▎ 摘　　要

Electrode materials with a three-dimensional (3D) network structure and high-conductivity structural scaffolds are indispensable requirements for the development of in-plane supercapacitors with a superior performance. Herein, the highly tunable thin films with oriented interpenetrating network structures are prepared by the layer-by-layer (LBL) self-assembly technique based on the alternate deposition of negatively charged graphene oxide (GO) and positively charged titanium dioxide (TiO2), followed by the thermal reduction under an argon atmosphere.
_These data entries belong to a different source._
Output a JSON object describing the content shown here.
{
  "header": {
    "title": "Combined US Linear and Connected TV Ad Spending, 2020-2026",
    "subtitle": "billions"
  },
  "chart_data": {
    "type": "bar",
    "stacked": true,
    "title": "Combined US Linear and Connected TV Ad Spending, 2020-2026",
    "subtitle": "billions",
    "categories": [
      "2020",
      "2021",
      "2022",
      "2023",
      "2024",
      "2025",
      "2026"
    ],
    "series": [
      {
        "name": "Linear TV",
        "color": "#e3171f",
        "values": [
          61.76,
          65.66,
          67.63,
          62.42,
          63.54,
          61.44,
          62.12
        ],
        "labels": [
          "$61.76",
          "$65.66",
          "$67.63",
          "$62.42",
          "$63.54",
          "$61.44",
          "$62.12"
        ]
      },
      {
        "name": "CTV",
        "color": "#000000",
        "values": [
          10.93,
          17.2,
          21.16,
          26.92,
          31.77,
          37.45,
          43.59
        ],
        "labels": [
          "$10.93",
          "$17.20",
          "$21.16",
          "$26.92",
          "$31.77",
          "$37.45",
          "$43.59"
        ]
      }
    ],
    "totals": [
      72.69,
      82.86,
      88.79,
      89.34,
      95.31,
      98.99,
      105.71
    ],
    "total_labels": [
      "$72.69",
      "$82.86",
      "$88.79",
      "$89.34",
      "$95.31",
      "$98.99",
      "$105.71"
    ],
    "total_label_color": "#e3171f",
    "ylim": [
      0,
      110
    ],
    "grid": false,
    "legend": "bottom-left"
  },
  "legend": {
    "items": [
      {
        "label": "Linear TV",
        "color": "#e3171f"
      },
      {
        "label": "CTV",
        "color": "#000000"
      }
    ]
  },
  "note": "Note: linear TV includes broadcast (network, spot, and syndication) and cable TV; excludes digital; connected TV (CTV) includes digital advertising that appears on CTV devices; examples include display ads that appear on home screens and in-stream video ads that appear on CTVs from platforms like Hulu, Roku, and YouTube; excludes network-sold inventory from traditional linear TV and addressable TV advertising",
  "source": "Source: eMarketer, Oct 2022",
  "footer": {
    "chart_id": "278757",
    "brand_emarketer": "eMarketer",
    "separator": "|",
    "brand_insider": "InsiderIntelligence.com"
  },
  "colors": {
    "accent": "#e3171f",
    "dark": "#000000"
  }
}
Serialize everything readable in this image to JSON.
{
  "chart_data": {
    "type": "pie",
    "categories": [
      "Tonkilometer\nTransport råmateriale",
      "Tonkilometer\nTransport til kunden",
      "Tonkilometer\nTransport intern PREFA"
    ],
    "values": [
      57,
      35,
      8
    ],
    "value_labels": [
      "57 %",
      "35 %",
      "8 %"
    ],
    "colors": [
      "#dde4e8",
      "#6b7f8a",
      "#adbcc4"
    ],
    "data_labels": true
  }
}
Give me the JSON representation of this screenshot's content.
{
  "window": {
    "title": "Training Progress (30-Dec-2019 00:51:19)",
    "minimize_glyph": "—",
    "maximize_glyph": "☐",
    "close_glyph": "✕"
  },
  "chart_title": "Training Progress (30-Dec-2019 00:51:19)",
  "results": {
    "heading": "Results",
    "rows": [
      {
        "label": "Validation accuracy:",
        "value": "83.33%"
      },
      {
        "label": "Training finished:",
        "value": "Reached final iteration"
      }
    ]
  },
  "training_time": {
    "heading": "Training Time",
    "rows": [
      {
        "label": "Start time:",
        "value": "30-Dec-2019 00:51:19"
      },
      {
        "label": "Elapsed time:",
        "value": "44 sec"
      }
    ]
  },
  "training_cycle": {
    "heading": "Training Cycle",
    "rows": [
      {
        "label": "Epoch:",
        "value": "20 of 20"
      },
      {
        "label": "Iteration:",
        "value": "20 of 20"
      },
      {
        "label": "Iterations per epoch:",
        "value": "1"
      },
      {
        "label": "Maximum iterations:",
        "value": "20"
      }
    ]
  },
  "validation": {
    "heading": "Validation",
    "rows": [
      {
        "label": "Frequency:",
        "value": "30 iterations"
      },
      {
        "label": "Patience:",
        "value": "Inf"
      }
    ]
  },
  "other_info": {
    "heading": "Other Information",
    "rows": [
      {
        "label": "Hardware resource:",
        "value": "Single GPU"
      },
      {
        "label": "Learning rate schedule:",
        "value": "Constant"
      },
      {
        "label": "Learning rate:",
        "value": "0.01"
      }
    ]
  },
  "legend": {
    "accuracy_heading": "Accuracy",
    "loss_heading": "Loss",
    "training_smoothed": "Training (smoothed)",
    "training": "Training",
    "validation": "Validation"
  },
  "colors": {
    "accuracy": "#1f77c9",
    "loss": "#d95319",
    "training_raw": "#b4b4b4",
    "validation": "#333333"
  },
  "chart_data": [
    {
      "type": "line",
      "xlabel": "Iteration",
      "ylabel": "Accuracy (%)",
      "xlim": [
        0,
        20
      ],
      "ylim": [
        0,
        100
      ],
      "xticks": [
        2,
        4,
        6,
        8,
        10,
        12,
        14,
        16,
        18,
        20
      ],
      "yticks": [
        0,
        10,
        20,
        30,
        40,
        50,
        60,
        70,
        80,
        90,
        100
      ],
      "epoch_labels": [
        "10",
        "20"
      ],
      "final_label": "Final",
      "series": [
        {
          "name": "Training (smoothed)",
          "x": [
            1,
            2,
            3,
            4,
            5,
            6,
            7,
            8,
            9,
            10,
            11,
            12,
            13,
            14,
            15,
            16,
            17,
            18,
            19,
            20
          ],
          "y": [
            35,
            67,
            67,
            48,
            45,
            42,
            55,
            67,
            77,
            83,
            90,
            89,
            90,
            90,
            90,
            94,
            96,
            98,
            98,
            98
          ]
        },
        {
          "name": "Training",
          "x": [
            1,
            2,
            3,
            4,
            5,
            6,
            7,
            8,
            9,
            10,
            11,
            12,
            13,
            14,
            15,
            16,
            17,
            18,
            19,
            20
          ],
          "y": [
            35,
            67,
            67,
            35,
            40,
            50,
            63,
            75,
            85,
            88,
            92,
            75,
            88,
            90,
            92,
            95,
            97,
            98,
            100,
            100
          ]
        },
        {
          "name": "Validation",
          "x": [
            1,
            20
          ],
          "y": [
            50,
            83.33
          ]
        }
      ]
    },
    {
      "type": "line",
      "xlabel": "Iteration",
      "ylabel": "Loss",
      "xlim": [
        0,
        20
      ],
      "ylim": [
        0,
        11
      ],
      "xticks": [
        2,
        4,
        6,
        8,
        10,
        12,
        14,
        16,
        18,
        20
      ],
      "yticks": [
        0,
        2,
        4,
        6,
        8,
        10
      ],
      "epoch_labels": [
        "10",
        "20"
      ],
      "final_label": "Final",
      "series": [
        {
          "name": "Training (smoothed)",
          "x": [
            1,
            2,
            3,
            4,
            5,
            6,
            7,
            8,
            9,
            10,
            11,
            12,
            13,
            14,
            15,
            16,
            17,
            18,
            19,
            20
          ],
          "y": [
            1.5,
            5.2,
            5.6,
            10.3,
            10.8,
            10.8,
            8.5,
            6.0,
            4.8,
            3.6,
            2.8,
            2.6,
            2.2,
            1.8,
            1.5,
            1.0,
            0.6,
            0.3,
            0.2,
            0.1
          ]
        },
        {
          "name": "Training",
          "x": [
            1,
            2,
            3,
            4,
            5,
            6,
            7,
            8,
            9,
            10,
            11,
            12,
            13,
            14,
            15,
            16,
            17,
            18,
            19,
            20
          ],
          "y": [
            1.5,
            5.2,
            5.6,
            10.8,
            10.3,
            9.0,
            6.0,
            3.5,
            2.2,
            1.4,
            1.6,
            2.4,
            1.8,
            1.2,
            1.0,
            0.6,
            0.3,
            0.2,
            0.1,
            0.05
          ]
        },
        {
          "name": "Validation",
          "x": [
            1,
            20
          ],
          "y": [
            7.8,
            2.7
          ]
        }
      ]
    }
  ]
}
The resulting films are characterized by UV visible absorption spectroscopy, atomic force microscopy (AFM), transmission electron microscopy (TEM), field emission scanning electron microscopy (FESEM) and Raman spectroscopy, which all support the formation of the ordered sandwich framework structures built by graphene nanosheets (GNS) and TiO2 nanoparticles. Importantly, the multilayer film electrode presents excellent electrochemical capacitance properties, which were also highly dependent upon the deposition sequence and the order of the structural components in the sandwiched film. The significantly improved capacitance of the [GNS/TiO2](15) film electrode is derived from the unique 3D nanostructure with separated graphene nanosheets, in which the electrochemical double layer formation and dynamic charge propagation could be especially efficient throughout the whole TiO2 bulk material by providing a smaller resistance and shorter diffusion pathways.